I’ve been thinking how best to say this and have come up with four primary reasons:
1. Her poetry makes things happen–it has a peculiar type of energy which emerges when it’s read in groups.
2. We still don’t know how to read her work. We seem to figure out how to read some of her poems–for instance “Book of the Dead,” but the fruitful approaches to one poem don’t necessarily transfer to our understanding of other poems of hers. Although there is clearly continuity between her poems, there is also great diversity. Her work is very heterogeneous, her interests surprisingly broad and specific at once.
3. There is no tradition of critical commentary on Rukeyser’s work. There are spurts of commentary, but no continuous critical tradition. This accounts for our difficulties of reading her. A major goal of this website is to create a continuous tradition of commentary on her poetry and prose.
4. Her relational vision lends itself to web technology.

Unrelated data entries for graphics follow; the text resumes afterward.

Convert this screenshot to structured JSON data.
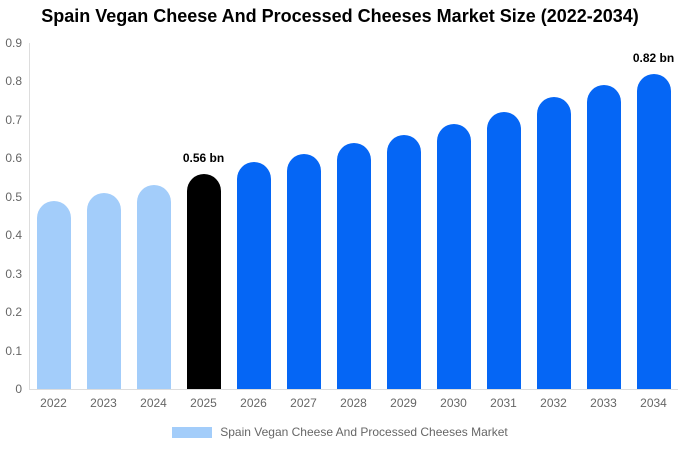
{
  "chart_data": {
    "type": "bar",
    "title": "Spain Vegan Cheese And Processed Cheeses Market Size (2022-2034)",
    "categories": [
      "2022",
      "2023",
      "2024",
      "2025",
      "2026",
      "2027",
      "2028",
      "2029",
      "2030",
      "2031",
      "2032",
      "2033",
      "2034"
    ],
    "values": [
      0.49,
      0.51,
      0.53,
      0.56,
      0.59,
      0.61,
      0.64,
      0.66,
      0.69,
      0.72,
      0.76,
      0.79,
      0.82
    ],
    "unit": "bn",
    "xlabel": "",
    "ylabel": "",
    "ylim": [
      0,
      0.9
    ],
    "yticks": [
      "0",
      "0.1",
      "0.2",
      "0.3",
      "0.4",
      "0.5",
      "0.6",
      "0.7",
      "0.8",
      "0.9"
    ],
    "grid": false,
    "legend_position": "bottom",
    "bar_colors": [
      "#a3cdfa",
      "#a3cdfa",
      "#a3cdfa",
      "#000000",
      "#0566f5",
      "#0566f5",
      "#0566f5",
      "#0566f5",
      "#0566f5",
      "#0566f5",
      "#0566f5",
      "#0566f5",
      "#0566f5"
    ],
    "data_labels": [
      {
        "category": "2025",
        "text": "0.56 bn"
      },
      {
        "category": "2034",
        "text": "0.82 bn"
      }
    ],
    "legend": {
      "label": "Spain Vegan Cheese And Processed Cheeses Market",
      "swatch_color": "#a3cdfa"
    },
    "colors": {
      "historical_bar": "#a3cdfa",
      "highlight_bar": "#000000",
      "forecast_bar": "#0566f5",
      "axis_line": "#dddddd",
      "tick_label": "#666666",
      "title": "#000000",
      "data_label": "#000000",
      "background": "#ffffff"
    }
  }
}
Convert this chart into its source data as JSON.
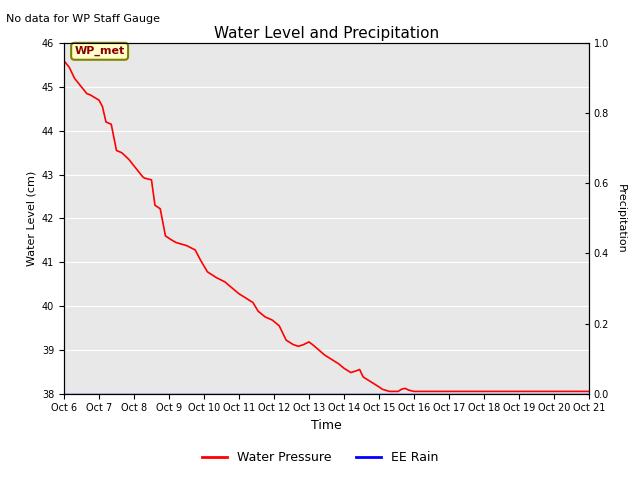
{
  "title": "Water Level and Precipitation",
  "top_left_text": "No data for WP Staff Gauge",
  "xlabel": "Time",
  "ylabel_left": "Water Level (cm)",
  "ylabel_right": "Precipitation",
  "annotation_label": "WP_met",
  "legend_entries": [
    "Water Pressure",
    "EE Rain"
  ],
  "legend_colors": [
    "red",
    "blue"
  ],
  "ylim_left": [
    38.0,
    46.0
  ],
  "ylim_right": [
    0.0,
    1.0
  ],
  "yticks_left": [
    38.0,
    39.0,
    40.0,
    41.0,
    42.0,
    43.0,
    44.0,
    45.0,
    46.0
  ],
  "yticks_right": [
    0.0,
    0.2,
    0.4,
    0.6,
    0.8,
    1.0
  ],
  "xtick_labels": [
    "Oct 6",
    "Oct 7",
    "Oct 8",
    "Oct 9",
    "Oct 10",
    "Oct 11",
    "Oct 12",
    "Oct 13",
    "Oct 14",
    "Oct 15",
    "Oct 16",
    "Oct 17",
    "Oct 18",
    "Oct 19",
    "Oct 20",
    "Oct 21"
  ],
  "background_color": "#e8e8e8",
  "line_color": "red",
  "rain_color": "blue",
  "water_level_data": [
    [
      0.0,
      45.6
    ],
    [
      0.15,
      45.45
    ],
    [
      0.3,
      45.2
    ],
    [
      0.5,
      45.0
    ],
    [
      0.65,
      44.85
    ],
    [
      0.75,
      44.82
    ],
    [
      1.0,
      44.7
    ],
    [
      1.1,
      44.55
    ],
    [
      1.2,
      44.2
    ],
    [
      1.35,
      44.15
    ],
    [
      1.5,
      43.55
    ],
    [
      1.65,
      43.5
    ],
    [
      1.85,
      43.35
    ],
    [
      2.0,
      43.2
    ],
    [
      2.15,
      43.05
    ],
    [
      2.25,
      42.95
    ],
    [
      2.3,
      42.92
    ],
    [
      2.5,
      42.88
    ],
    [
      2.6,
      42.3
    ],
    [
      2.75,
      42.22
    ],
    [
      2.9,
      41.6
    ],
    [
      3.05,
      41.52
    ],
    [
      3.2,
      41.45
    ],
    [
      3.5,
      41.38
    ],
    [
      3.75,
      41.28
    ],
    [
      3.9,
      41.05
    ],
    [
      4.1,
      40.78
    ],
    [
      4.35,
      40.65
    ],
    [
      4.6,
      40.55
    ],
    [
      4.85,
      40.38
    ],
    [
      5.0,
      40.28
    ],
    [
      5.2,
      40.18
    ],
    [
      5.4,
      40.08
    ],
    [
      5.55,
      39.88
    ],
    [
      5.75,
      39.75
    ],
    [
      5.95,
      39.68
    ],
    [
      6.15,
      39.55
    ],
    [
      6.35,
      39.22
    ],
    [
      6.55,
      39.12
    ],
    [
      6.7,
      39.08
    ],
    [
      6.85,
      39.12
    ],
    [
      7.0,
      39.18
    ],
    [
      7.1,
      39.12
    ],
    [
      7.25,
      39.02
    ],
    [
      7.45,
      38.88
    ],
    [
      7.65,
      38.78
    ],
    [
      7.85,
      38.68
    ],
    [
      8.0,
      38.58
    ],
    [
      8.2,
      38.48
    ],
    [
      8.35,
      38.52
    ],
    [
      8.45,
      38.55
    ],
    [
      8.55,
      38.38
    ],
    [
      8.75,
      38.28
    ],
    [
      8.95,
      38.18
    ],
    [
      9.1,
      38.1
    ],
    [
      9.3,
      38.05
    ],
    [
      9.55,
      38.05
    ],
    [
      9.65,
      38.1
    ],
    [
      9.75,
      38.12
    ],
    [
      9.85,
      38.08
    ],
    [
      10.0,
      38.05
    ],
    [
      15.0,
      38.05
    ]
  ]
}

I am convinced Rukeyser would have appreciated and used web technology to articulate her ecological sense of the inter-relatedness of all things, all cultural activities. Poetry was never “separate” for Rukeyser from other language and other cultural activities. Also, she thought of poetry as a form of knowing profoundly related to other forms of knowing like science and philosophy. She would have been alive to the democratic capacities of web technology–the way it creates access and counteracts the walls and hierarchies that define academe.

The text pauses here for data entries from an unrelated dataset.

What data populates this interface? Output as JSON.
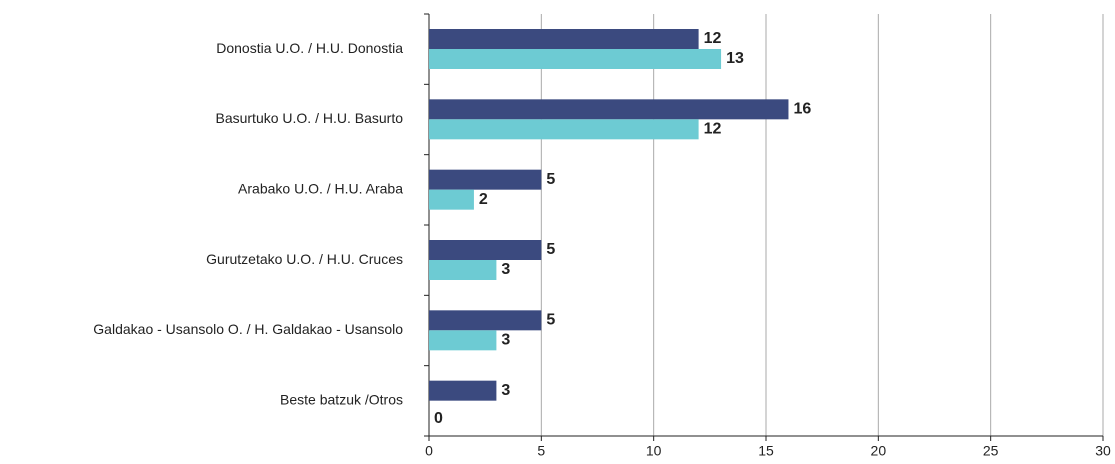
{
  "chart_data": {
    "type": "bar",
    "orientation": "horizontal",
    "categories": [
      "Donostia U.O. / H.U. Donostia",
      "Basurtuko U.O. / H.U. Basurto",
      "Arabako U.O. / H.U. Araba",
      "Gurutzetako U.O. / H.U. Cruces",
      "Galdakao - Usansolo O. / H. Galdakao - Usansolo",
      "Beste batzuk /Otros"
    ],
    "series": [
      {
        "color": "#3b4a7f",
        "values": [
          12,
          16,
          5,
          5,
          5,
          3
        ]
      },
      {
        "color": "#6dcbd3",
        "values": [
          13,
          12,
          2,
          3,
          3,
          0
        ]
      }
    ],
    "xlim": [
      0,
      30
    ],
    "xticks": [
      0,
      5,
      10,
      15,
      20,
      25,
      30
    ],
    "grid": true
  }
}
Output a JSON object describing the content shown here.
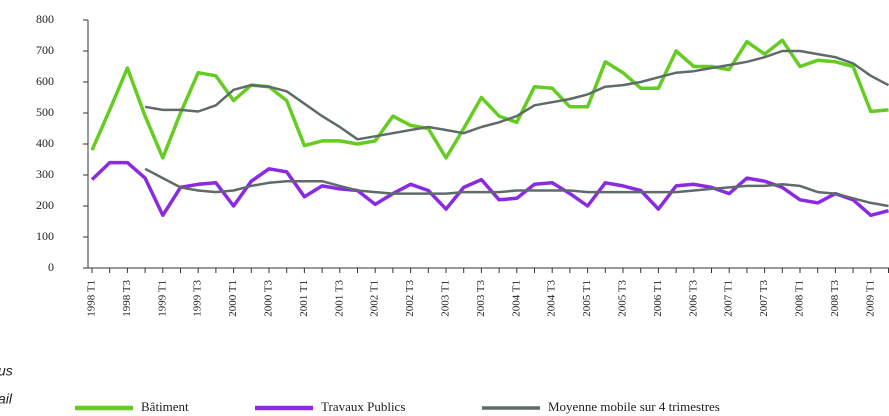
{
  "chart_data": {
    "type": "line",
    "categories": [
      "1998 T1",
      null,
      "1998 T3",
      null,
      "1999 T1",
      null,
      "1999 T3",
      null,
      "2000 T1",
      null,
      "2000 T3",
      null,
      "2001 T1",
      null,
      "2001 T3",
      null,
      "2002 T1",
      null,
      "2002 T3",
      null,
      "2003 T1",
      null,
      "2003 T3",
      null,
      "2004 T1",
      null,
      "2004 T3",
      null,
      "2005 T1",
      null,
      "2005 T3",
      null,
      "2006 T1",
      null,
      "2006 T3",
      null,
      "2007 T1",
      null,
      "2007 T3",
      null,
      "2008 T1",
      null,
      "2008 T3",
      null,
      "2009 T1",
      null
    ],
    "series": [
      {
        "name": "Bâtiment",
        "color": "#66cc22",
        "width": 3.5,
        "values": [
          380,
          510,
          645,
          490,
          355,
          500,
          630,
          620,
          540,
          590,
          585,
          540,
          395,
          410,
          410,
          400,
          410,
          490,
          460,
          450,
          355,
          450,
          550,
          490,
          470,
          585,
          580,
          520,
          520,
          665,
          630,
          580,
          580,
          700,
          650,
          650,
          640,
          730,
          690,
          735,
          650,
          670,
          665,
          650,
          505,
          510
        ]
      },
      {
        "name": "Travaux Publics",
        "color": "#8a2be2",
        "width": 3.5,
        "values": [
          285,
          340,
          340,
          290,
          170,
          260,
          270,
          275,
          200,
          280,
          320,
          310,
          230,
          265,
          255,
          250,
          205,
          240,
          270,
          250,
          190,
          260,
          285,
          220,
          225,
          270,
          275,
          240,
          200,
          275,
          265,
          250,
          190,
          265,
          270,
          260,
          240,
          290,
          280,
          260,
          220,
          210,
          240,
          220,
          170,
          185
        ]
      },
      {
        "name": "Moyenne mobile sur 4 trimestres",
        "color": "#5f6b6b",
        "width": 2.5,
        "values": [
          null,
          null,
          null,
          520,
          510,
          510,
          505,
          525,
          575,
          590,
          585,
          570,
          530,
          490,
          455,
          415,
          425,
          435,
          445,
          455,
          445,
          435,
          455,
          470,
          490,
          525,
          535,
          545,
          560,
          585,
          590,
          600,
          615,
          630,
          635,
          645,
          655,
          665,
          680,
          700,
          700,
          690,
          680,
          660,
          620,
          590
        ]
      },
      {
        "color": "#5f6b6b",
        "width": 2.5,
        "values": [
          null,
          null,
          null,
          320,
          290,
          260,
          250,
          245,
          250,
          265,
          275,
          280,
          280,
          280,
          265,
          250,
          245,
          240,
          240,
          240,
          240,
          245,
          245,
          245,
          250,
          250,
          250,
          250,
          245,
          245,
          245,
          245,
          245,
          245,
          250,
          255,
          260,
          265,
          265,
          270,
          265,
          245,
          240,
          225,
          210,
          200
        ]
      }
    ],
    "ylim": [
      0,
      800
    ],
    "yticks": [
      0,
      100,
      200,
      300,
      400,
      500,
      600,
      700,
      800
    ],
    "annotations": [
      "us",
      "ail"
    ]
  }
}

I am going to expand on each of these reasons in future posts.
One of the intriguing aspects of the process of creating the Ruckeyser conference is how it explores building “a continuous tradition of commentary,” particularly observing how a tradition is constructed. Students often wonder why a certain person is considered worthy of close study, and the rationale rests on the criticism of scholars–and a teacher’s knowledge of that work. This next year will offer insights into how a community of people talks into being the scholarly importance of a poet. I am looking forward to these discussions!
I agree, it will be interesting to see the process of “tradition construction.” Will it work and how?
This is the very first time I have come.across this particular poet and unfortunately I am not quite sure I understand this collection. I think I just need to become more familiarized with her collection.
Has the prep for the conference closed? No new papers or panels right?